The Marion and Blairstown facilities are scheduled to open next year. Throgmorton said the city would wait until the new operations are fully functional before moving forward.

“It’s my understanding that Fiberight won’t bring its new facilities into operation until the spring or summer of 2015,” he said. “If that’s the case, then we would be wanting to know how effective their new facilities are; we need to wait until they get their facilities up and running before we make our decision.”

City Councilor Kingsley Botchway said observing Fiberight’s two new operations will ensure that the process will not be negative for the city. Previously, Johnson County residents have raised concerns to the council that the process may not be environmentally friendly or viable for the city, questioning the practicality of the potential partnership.

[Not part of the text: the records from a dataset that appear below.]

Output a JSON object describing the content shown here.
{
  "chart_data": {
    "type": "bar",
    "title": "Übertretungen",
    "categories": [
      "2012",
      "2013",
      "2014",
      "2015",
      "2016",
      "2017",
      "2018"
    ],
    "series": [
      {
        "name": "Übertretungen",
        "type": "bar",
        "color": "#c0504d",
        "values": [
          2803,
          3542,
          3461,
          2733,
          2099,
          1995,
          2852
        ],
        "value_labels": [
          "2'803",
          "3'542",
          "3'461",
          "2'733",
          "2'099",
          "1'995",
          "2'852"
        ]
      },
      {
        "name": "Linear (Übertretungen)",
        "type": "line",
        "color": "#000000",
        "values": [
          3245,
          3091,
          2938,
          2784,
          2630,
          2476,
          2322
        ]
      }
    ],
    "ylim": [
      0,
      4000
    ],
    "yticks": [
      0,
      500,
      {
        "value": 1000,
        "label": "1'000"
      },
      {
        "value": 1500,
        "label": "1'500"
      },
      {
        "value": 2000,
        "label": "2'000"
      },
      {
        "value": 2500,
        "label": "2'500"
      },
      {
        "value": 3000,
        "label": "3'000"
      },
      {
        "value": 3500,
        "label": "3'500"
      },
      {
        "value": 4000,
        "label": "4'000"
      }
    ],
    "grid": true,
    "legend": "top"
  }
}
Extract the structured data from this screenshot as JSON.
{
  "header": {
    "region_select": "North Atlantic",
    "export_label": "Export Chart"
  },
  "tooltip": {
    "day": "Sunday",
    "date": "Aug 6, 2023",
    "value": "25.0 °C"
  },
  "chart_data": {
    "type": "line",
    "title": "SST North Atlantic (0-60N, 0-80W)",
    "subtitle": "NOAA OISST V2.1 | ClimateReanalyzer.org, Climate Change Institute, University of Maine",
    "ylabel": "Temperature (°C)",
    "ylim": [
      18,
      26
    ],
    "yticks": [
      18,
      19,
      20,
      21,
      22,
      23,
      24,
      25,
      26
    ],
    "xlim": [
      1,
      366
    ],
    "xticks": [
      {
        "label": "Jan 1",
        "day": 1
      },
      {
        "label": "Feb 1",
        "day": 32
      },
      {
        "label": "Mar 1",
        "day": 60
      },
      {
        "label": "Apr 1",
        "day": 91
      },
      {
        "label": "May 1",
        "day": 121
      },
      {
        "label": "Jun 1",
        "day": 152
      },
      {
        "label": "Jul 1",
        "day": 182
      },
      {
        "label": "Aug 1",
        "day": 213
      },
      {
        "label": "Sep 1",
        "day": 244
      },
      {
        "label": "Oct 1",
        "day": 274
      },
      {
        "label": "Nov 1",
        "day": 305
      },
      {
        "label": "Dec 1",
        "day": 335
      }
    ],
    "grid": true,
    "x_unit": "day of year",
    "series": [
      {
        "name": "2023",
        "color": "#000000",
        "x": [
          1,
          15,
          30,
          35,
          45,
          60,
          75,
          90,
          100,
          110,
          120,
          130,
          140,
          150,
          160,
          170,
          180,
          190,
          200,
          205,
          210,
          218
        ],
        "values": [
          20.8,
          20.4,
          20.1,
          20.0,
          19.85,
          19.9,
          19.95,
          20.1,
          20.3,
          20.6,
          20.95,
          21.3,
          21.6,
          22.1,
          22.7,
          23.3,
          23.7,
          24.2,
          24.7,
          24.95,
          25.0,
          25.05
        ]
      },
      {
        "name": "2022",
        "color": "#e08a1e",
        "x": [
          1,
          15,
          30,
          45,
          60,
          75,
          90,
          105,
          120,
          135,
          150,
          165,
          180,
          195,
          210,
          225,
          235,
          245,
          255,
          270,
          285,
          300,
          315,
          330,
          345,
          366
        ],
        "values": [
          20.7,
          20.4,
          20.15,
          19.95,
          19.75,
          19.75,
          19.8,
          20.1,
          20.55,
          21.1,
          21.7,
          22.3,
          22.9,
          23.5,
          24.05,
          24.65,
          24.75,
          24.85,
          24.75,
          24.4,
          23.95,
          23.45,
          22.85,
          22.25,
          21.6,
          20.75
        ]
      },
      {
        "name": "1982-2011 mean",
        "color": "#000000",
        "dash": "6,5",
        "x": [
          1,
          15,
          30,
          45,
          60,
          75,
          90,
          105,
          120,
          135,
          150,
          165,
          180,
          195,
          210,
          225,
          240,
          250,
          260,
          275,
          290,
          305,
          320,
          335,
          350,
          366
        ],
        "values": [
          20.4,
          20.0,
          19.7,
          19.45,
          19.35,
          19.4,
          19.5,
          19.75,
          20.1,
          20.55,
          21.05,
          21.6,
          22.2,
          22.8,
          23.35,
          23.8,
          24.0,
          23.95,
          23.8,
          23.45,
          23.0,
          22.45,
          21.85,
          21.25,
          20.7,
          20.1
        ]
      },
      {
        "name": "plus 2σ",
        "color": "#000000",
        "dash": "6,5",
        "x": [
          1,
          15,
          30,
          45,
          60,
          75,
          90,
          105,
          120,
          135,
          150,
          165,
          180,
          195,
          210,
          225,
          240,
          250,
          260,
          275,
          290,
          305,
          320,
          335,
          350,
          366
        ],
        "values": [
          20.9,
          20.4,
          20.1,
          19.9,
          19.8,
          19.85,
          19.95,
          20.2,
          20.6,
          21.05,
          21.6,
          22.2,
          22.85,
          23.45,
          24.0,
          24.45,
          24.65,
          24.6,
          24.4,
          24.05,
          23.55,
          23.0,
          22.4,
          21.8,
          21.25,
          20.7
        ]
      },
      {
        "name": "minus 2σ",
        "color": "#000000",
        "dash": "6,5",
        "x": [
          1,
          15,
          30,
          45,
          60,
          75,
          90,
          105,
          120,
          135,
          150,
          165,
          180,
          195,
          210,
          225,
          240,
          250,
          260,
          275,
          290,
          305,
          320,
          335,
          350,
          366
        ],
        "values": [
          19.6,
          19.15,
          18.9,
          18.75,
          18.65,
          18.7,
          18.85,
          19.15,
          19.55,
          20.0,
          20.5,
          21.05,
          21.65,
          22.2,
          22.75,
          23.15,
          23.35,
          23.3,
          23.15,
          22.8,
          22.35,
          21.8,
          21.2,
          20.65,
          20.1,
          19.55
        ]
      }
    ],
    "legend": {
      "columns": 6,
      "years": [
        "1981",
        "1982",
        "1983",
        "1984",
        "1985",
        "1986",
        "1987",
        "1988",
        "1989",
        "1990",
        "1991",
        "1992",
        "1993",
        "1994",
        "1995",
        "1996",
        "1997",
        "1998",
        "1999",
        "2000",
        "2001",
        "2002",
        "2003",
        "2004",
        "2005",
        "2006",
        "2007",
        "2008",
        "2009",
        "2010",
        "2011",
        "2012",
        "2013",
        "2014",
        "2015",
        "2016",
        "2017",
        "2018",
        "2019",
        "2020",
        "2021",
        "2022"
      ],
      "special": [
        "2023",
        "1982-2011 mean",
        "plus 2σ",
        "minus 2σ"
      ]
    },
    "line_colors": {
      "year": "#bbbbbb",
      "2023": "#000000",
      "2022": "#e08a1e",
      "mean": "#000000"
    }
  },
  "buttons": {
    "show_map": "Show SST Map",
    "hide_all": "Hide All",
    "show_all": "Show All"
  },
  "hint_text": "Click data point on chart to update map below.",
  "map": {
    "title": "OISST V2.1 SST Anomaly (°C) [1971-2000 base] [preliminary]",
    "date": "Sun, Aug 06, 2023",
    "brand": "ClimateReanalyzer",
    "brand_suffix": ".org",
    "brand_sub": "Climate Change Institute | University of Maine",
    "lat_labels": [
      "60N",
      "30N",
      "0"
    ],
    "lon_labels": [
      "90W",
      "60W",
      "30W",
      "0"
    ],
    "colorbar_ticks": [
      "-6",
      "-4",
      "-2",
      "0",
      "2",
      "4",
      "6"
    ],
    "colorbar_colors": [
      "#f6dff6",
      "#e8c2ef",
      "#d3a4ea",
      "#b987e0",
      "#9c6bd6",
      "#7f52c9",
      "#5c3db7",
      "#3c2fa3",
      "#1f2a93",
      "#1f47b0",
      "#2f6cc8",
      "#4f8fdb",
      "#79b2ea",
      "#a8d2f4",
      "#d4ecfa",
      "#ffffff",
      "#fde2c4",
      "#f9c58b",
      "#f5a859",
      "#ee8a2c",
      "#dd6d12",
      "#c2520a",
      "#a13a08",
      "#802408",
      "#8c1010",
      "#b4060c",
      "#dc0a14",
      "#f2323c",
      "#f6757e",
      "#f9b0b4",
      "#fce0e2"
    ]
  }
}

“I think in this particular sense we need to be even more cautious,” Botchway said. “I would hate for us to [make a decision that would] hurt Iowa City, either short term or long term.”

But Throgmorton maintained no contracts have been set yet, and nothing will be done in the near future.

The city may save money by taking a break from considering the Fiberight agreement, Fosse said. City officials will be able to take the company’s contracts in Marion and Blairstown into account when developing its own agreement, potentially saving money in the negotiation process.

Waiting to resume negotiations will also make the process clearer to Iowa City, Botchway said.

“I don’t necessarily know that it helps us come to a decision,” he said. “[But] it does help us understand what they’re trying to do.”